Keberagaman bahasa yakni pilar keberagaman budaya. Oleh lantaran itu, kepunahan yang terjadi pada suatu bahasa berarti juga hilangnya kekayaan budaya. Tradisi, memori, serta cara berpikir dan berekspresi, yang merupakan warisan yang tak ternilai untuk mencapai masa depan yang lebih baik, pun akan hilang. Sejumlah jago linguistik ekologi, dengan menggunakan analisis wacana kritis, mendapati bahwa antara budaya, bahasa, dan keanekaragaman hayati mempunyai korelasi. Analisis itu menyingkap bahwa praktik kebahasaan menunjukkan perilaku eksploitatif terhadap lingkungan alam. Oleh lantaran itu, mereka mengklaim bahwa punahnya lingkungan alam sebagian disebabkan oleh bahasa. Namun, yang lebih menyedihkan yakni ketika penutur suatu bahasa kehilangan bahasanya. Bahasa sering dianggap sebagai simbol identitas kesukuan atau identitas kebangsaan. Jadi, ketika seseorang kehilangan bahasanya, itu berarti ia telah kehilangan identitas etnis atau identitas kebangsaannya. Karena itulah, untuk mengatasi bahasa-bahasa kawasan yang terancam punah itu, diharapkan revitalisasi bahasa. Salah satu bentuk revitalisasi bahasa yang sanggup dilakukan yakni dengan pendokumentasian bahasa.
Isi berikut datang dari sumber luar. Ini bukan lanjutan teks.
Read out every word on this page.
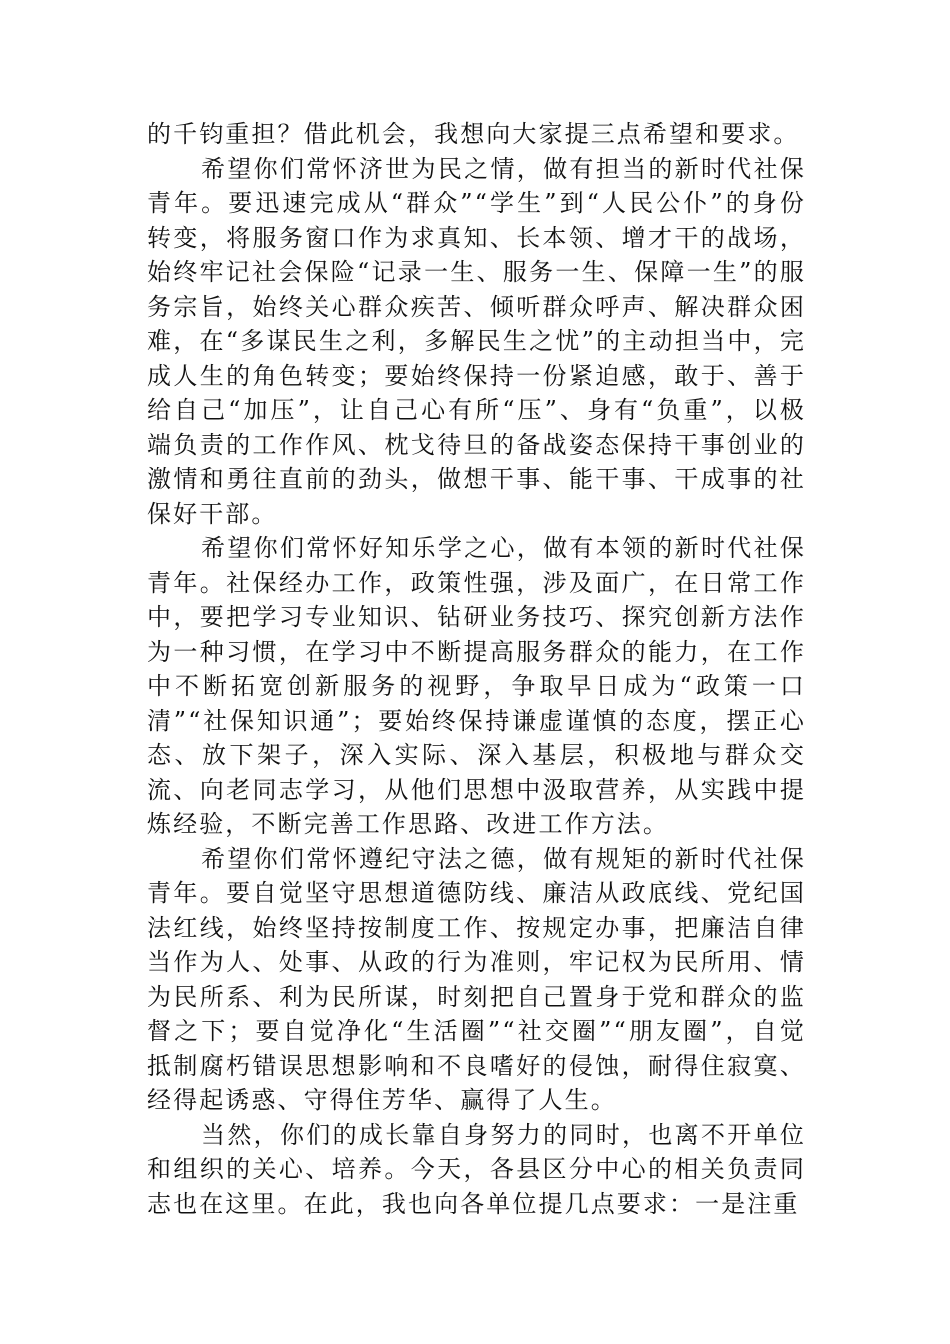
的千钧重担？借此机会，我想向大家提三点希望和要求。

希望你们常怀济世为民之情，做有担当的新时代社保青年。要迅速完成从“群众”“学生”到“人民公仆”的身份转变，将服务窗口作为求真知、长本领、增才干的战场，始终牢记社会保险“记录一生、服务一生、保障一生”的服务宗旨，始终关心群众疾苦、倾听群众呼声、解决群众困难，在“多谋民生之利，多解民生之忧”的主动担当中，完成人生的角色转变；要始终保持一份紧迫感，敢于、善于给自己“加压”，让自己心有所“压”、身有“负重”，以极端负责的工作作风、枕戈待旦的备战姿态保持干事创业的激情和勇往直前的劲头，做想干事、能干事、干成事的社保好干部。

希望你们常怀好知乐学之心，做有本领的新时代社保青年。社保经办工作，政策性强，涉及面广，在日常工作中，要把学习专业知识、钻研业务技巧、探究创新方法作为一种习惯，在学习中不断提高服务群众的能力，在工作中不断拓宽创新服务的视野，争取早日成为“政策一口清”“社保知识通”；要始终保持谦虚谨慎的态度，摆正心态、放下架子，深入实际、深入基层，积极地与群众交流、向老同志学习，从他们思想中汲取营养，从实践中提炼经验，不断完善工作思路、改进工作方法。

希望你们常怀遵纪守法之德，做有规矩的新时代社保青年。要自觉坚守思想道德防线、廉洁从政底线、党纪国法红线，始终坚持按制度工作、按规定办事，把廉洁自律当作为人、处事、从政的行为准则，牢记权为民所用、情为民所系、利为民所谋，时刻把自己置身于党和群众的监督之下；要自觉净化“生活圈”“社交圈”“朋友圈”，自觉抵制腐朽错误思想影响和不良嗜好的侵蚀，耐得住寂寞、经得起诱惑、守得住芳华、赢得了人生。

当然，你们的成长靠自身努力的同时，也离不开单位和组织的关心、培养。今天，各县区分中心的相关负责同志也在这里。在此，我也向各单位提几点要求：一是注重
Revitalisasi Bahasa Daerah yang Terancam Punah

Menurut Hinton (2011: 291—293), revitalisasi bahasa yakni upaya untuk mengembalikan bahasa yang terancam punah pada tingkat penggunaan yang lebih baik dalam masyarakat sehabis mengalami penurunan penggunaan. Kemudian Hinton menegaskan kiprah utama revitalisasi bahasa meliputi:

1. Mengajarkan bahasa kepada mereka yang tidak mengetahui bahasa itu dan
2. Membuat orang yang mempelajari bahasa dan orang yang sudah mengetahui bahasa itu menggunakannya  dalam situasi yang lebih luas. Tujuan transmisi antargenerasi dikatakan berhasil kalau kiprah yang kedua sanggup dicapai.
 
Hinton memaparkan 6 tindakan konkret yang bisa dilakukan untuk mengembalikan penggunaan bahasa yang hampir punah, yaitu
  • Belajar beberapa kata, ibarat salam dan perkenalan atau percakapan pendek
  • Mengumpulkan publikasi linguistik, catatan lapangan dan rekaman bunyi sebagai kepingan dari penciptaan sumber daya berbasis masyarakat dan arsip
  • Mengembangkan sistem tulis dan pembuatan kamus berbasis masyarakat dan tata bahasa pedagogis
  • Membuat rekaman audio atau video dari penutur yang tersisa dengan tujuan mendokumentasikan dan mengarsipkan pola penggunaan bahasa mereka dengan menciptakan korpus materi banyak sekali jenis
  • Mengikuti kelas bahasa atau kemah bahasa
  • Menjalankan sekolah imersi penuh (sekolah yang bahasa pengantarnya yakni bahasa yang terancam punah itu sendiri)
Guna memastikan apakah diharapkan revitalisasi bahasa, penting dilakukan penilaian vitalitas atau daya hidup bahasa. Daya hidup bahasa sanggup diukur dari beberapa indikator. Unesco (2003) menggunakan sembilan faktor untuk menentukannya, yaitu:
  1. Transmisi bahasa antargenerasi
  2. Jumlah penutur absolut
  3. Proporsi penutur dengan jumlah penduduk keseluruhan
  4. Kecenderungan dalam ranah penggunaan bahasa
  5. Daya tanggap terhadap ranah gres dan media
  6. Materi untuk pendidikan bahasa dan keberaksaraan
  7. Kebijakan bahasa oleh pemerintah dan institusi, termasuk status resmi dan penggunaanya
  8. Sikap masyarakat penutur terhadap bahasa mereka
  9. Jumlah dan kualitas dokumentasi bahasa
Bisa dipersempit dengan klarifikasi bahwa faktor (1-6) digunakan untuk mengevaluasi daya hidup bahasa dan keadaan keterancaman,. Faktor (7-8) diguanakan untuk menilai perilaku bahasa. Sedangkan faktor (9) digunakan untuk menilai pentingnya pendokumentasian.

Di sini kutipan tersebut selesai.